The notice to the Delhi government was issued by a Division Bench of Justices Hima Kohli and Subramonium Prasad, and the petition was filed by Kush Kalra. Advocate Chinmoy Pradip Sharma represented Kalra, and the Delhi government was represented by its additional standing counsel, advocate Satyakam. The Delhi government has to file its affidavit within two weeks, and the matter has been listed for hearing on November 3.

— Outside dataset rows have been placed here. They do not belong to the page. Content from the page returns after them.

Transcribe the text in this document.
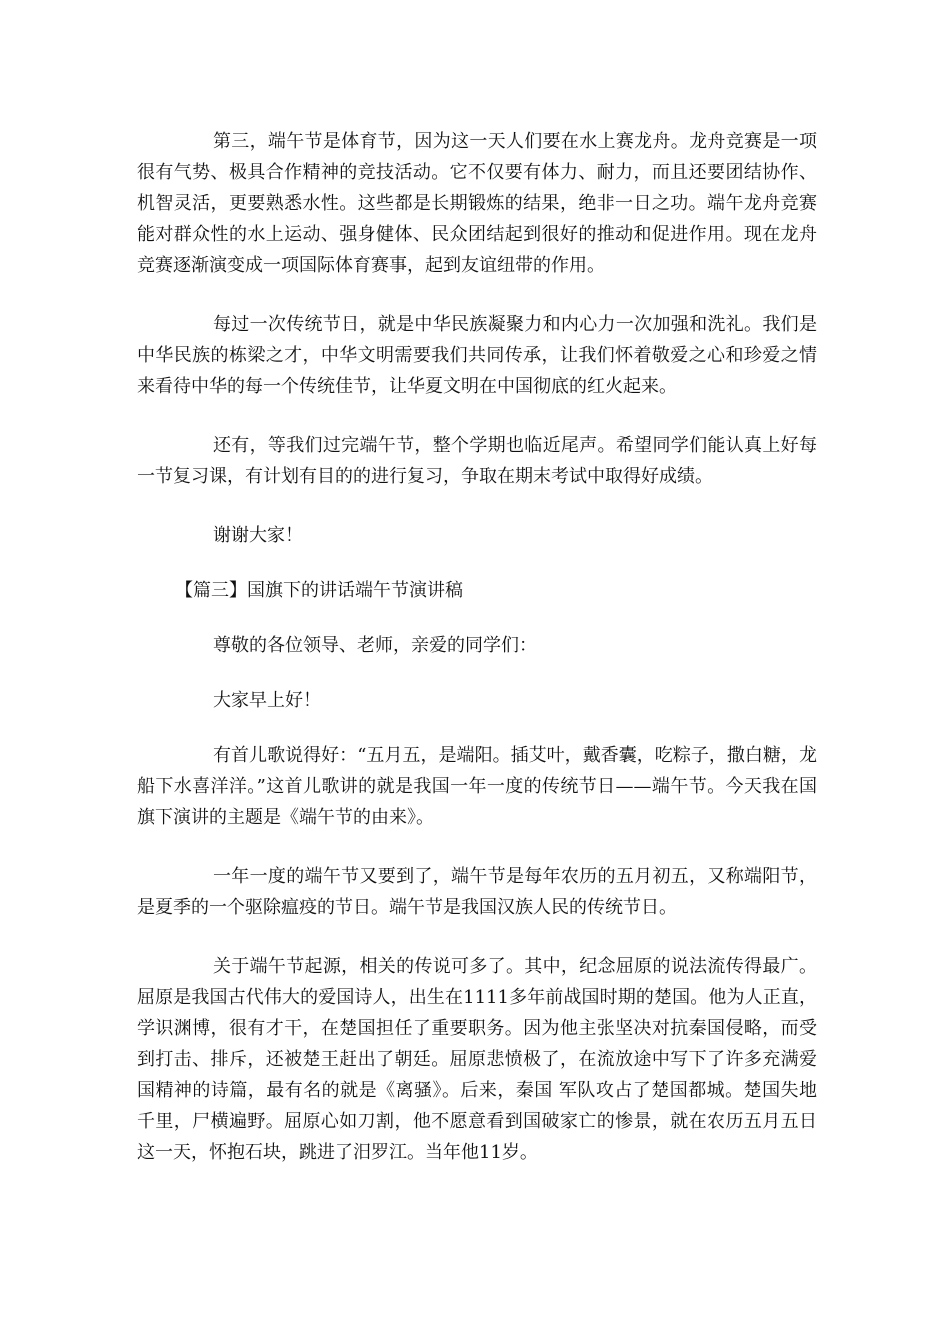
第三，端午节是体育节，因为这一天人们要在水上赛龙舟。龙舟竞赛是一项很有气势、极具合作精神的竞技活动。它不仅要有体力、耐力，而且还要团结协作、机智灵活，更要熟悉水性。这些都是长期锻炼的结果，绝非一日之功。端午龙舟竞赛能对群众性的水上运动、强身健体、民众团结起到很好的推动和促进作用。现在龙舟竞赛逐渐演变成一项国际体育赛事，起到友谊纽带的作用。

每过一次传统节日，就是中华民族凝聚力和内心力一次加强和洗礼。我们是中华民族的栋梁之才，中华文明需要我们共同传承，让我们怀着敬爱之心和珍爱之情来看待中华的每一个传统佳节，让华夏文明在中国彻底的红火起来。

还有，等我们过完端午节，整个学期也临近尾声。希望同学们能认真上好每一节复习课，有计划有目的的进行复习，争取在期末考试中取得好成绩。

谢谢大家！

【篇三】国旗下的讲话端午节演讲稿

尊敬的各位领导、老师，亲爱的同学们：

大家早上好！

有首儿歌说得好：“五月五，是端阳。插艾叶，戴香囊，吃粽子，撒白糖，龙船下水喜洋洋。”这首儿歌讲的就是我国一年一度的传统节日——端午节。今天我在国旗下演讲的主题是《端午节的由来》。

一年一度的端午节又要到了，端午节是每年农历的五月初五，又称端阳节，是夏季的一个驱除瘟疫的节日。端午节是我国汉族人民的传统节日。

关于端午节起源，相关的传说可多了。其中，纪念屈原的说法流传得最广。屈原是我国古代伟大的爱国诗人，出生在1111多年前战国时期的楚国。他为人正直，学识渊博，很有才干，在楚国担任了重要职务。因为他主张坚决对抗秦国侵略，而受到打击、排斥，还被楚王赶出了朝廷。屈原悲愤极了，在流放途中写下了许多充满爱国精神的诗篇，最有名的就是《离骚》。后来，秦国 军队攻占了楚国都城。楚国失地千里，尸横遍野。屈原心如刀割，他不愿意看到国破家亡的惨景，就在农历五月五日这一天，怀抱石块，跳进了汨罗江。当年他11岁。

Arguments made in the petition

In the petition, which MediaNama has seen a copy of, Kalra argued that pasting posters on houses of COVID-19 patients and sharing their details on WhatsApp groups is a violation of their right to privacy. Besides, he alleged that names of people who have tested positive for the virus are being freely circulated to RWAs by officials of the Delhi government’s health department, which are in turn being circulated on RWA WhatsApp Groups. Other arguments made in the petition:

  • ‘Stigmatises patients’: Kalra also said that this is “leading to stigmatisation and drawing of unnecessary attention when in reality Covid-19 persons ought to be given privacy to cope with and recover from the illness in peace away from prying eyes. Rather, they are being made the centre of public attention of over-inquisitive neighbours and busy-bodies in their colonies”.
  • ‘Counterproductive to aim’: Even if the government is doing these things to contain the spread of the virus, these measures are proving to be counterproductive, Kalra said. “People are shying away and deliberately choosing not to test themselves to shield themselves from the public embarrassment and stigmatisation which is being caused by pasting posters outside homes and circulation of names of Covid-19 positive persons to all and sundry,” he argued in his petition.

COVID-19 and surveillance

Ever since India went into a lockdown in March, and cases of COVID-19 kept increasing, the centre and state governments started deploying several surveillance measures:

  • In March, it was reported that a document containing the personal information of 722 residents of New Delhi, which included their names, phone numbers, passport numbers, and email ID, among other things.
  • The Karnataka government had published the home addresses of quarantined residents as a deterrent to individuals who were breaking their quarantine and stepping outside.
  • Some states like Tamil Nadu have used facial recognition based quarantine monitoring systems, while some others have deployed drones on the streets to keep an eye on lockdown violators.
  • The Delhi government was also tracking phones of people placed under quarantine.